Open AccessRole of 14‐3‐3 proteins in the regulation of neutral trehalase in the yeast Saccharomyces cerevisiae
Author(s) -
Panni Simona,
Landgraf Christiane,
VolkmerEngert Rudolf,
Cesareni Gianni,
Castagnoli Luisa
Publication year - 2008
Publication title -
fems yeast research
Language(s) - English
Resource type - Journals
SCImago Journal Rank - 0.991
H-Index - 92
eISSN - 1567-1364
pISSN - 1567-1356
DOI - 10.1111/j.1567-1364.2007.00312.x
Subject(s) - trehalase , saccharomyces cerevisiae , yeast , biology , biochemistry , enzyme , trehalose , gene isoform , phosphorylation , microbiology and biotechnology , gene
In higher eukaryotes, 14‐3‐3 proteins participate in numerous cellular processes, and carry out their function through a variety of different molecular mechanisms, including regulation of protein localization and enzyme activation. Here, it is shown that the two yeast 14‐3‐3 homologues, Bmh1p and Bmh2p, form a complex with neutral trehalase (Nth1p), an enzyme that is responsible for trehalose degradation and is required in a variety of stress conditions.

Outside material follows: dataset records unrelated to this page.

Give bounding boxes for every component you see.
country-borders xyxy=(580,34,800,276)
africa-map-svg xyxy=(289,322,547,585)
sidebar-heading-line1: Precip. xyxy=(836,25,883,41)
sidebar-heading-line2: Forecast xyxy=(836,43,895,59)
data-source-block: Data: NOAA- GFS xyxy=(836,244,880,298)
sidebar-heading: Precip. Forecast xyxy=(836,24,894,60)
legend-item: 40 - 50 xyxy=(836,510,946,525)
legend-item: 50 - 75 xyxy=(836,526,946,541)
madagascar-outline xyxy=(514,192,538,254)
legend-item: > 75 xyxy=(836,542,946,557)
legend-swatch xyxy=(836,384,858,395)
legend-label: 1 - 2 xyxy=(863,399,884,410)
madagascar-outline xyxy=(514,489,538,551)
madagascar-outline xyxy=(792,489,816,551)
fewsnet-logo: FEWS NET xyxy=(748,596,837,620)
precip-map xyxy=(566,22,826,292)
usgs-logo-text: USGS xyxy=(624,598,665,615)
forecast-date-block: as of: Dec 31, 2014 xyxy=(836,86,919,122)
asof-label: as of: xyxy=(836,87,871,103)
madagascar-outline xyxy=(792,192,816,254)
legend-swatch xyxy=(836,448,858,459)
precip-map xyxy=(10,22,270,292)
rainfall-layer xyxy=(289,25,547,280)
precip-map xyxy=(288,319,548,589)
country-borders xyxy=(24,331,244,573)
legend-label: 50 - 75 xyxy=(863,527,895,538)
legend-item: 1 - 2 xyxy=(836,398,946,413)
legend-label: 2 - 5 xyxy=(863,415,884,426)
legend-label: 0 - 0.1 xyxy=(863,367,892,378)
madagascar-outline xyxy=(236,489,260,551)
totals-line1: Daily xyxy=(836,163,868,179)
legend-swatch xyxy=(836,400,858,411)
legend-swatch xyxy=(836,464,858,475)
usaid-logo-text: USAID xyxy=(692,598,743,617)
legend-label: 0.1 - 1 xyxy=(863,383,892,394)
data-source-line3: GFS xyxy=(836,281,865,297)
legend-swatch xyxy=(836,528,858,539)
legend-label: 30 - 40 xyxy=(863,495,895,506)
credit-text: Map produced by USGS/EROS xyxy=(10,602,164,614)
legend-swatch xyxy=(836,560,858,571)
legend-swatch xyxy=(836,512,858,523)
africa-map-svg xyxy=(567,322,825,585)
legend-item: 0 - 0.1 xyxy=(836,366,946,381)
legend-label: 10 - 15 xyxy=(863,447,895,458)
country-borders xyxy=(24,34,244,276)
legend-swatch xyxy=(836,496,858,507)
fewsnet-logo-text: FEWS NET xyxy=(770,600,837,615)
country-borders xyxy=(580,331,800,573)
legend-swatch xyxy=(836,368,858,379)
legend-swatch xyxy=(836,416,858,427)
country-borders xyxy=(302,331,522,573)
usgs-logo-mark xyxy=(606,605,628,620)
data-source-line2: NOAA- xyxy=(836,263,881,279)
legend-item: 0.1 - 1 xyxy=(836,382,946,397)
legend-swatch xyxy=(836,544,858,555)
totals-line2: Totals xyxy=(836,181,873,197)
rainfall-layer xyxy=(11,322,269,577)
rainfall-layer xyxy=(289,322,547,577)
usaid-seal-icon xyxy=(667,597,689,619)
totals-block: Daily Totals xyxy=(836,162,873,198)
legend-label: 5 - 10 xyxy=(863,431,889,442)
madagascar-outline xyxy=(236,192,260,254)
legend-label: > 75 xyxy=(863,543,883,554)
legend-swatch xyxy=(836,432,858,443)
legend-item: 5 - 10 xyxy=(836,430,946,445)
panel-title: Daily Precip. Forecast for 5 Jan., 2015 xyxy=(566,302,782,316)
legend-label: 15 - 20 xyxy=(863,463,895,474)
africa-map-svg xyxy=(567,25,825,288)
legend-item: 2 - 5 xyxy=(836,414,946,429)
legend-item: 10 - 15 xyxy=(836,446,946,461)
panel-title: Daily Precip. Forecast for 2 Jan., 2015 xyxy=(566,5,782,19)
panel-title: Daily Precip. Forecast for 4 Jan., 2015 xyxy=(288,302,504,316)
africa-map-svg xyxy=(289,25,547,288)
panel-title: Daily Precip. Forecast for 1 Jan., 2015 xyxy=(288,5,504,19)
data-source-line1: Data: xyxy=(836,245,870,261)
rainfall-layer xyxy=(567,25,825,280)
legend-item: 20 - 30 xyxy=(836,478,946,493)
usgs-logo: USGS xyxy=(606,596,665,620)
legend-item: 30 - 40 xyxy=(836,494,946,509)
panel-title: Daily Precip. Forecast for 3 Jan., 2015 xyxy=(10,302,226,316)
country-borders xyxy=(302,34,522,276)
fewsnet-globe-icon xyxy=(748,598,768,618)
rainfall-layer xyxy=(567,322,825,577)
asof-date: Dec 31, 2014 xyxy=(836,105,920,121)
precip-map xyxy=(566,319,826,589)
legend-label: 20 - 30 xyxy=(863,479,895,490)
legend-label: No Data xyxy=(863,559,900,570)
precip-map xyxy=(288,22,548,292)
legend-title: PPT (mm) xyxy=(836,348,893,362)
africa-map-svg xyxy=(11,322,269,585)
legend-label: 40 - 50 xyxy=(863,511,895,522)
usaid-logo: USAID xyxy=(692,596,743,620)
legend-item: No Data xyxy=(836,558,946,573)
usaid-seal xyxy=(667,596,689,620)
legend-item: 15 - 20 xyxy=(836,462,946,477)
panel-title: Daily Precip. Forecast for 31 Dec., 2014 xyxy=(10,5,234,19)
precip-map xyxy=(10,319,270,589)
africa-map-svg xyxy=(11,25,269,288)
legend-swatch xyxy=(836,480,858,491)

In a purified in vitro system, either one of the two 14‐3‐3 yeast isoforms are necessary for complete activation of neutral trehalase (Nth1p) after phosphorylation by PKA. It is further demonstrated that Bmh1p and Bmh2p bind to the amino‐terminal region of phosphorylated trehalase, thereby modulating its enzymatic activity. This work represents the first demonstration of enzyme activation mediated by 14‐3‐3 binding in yeast.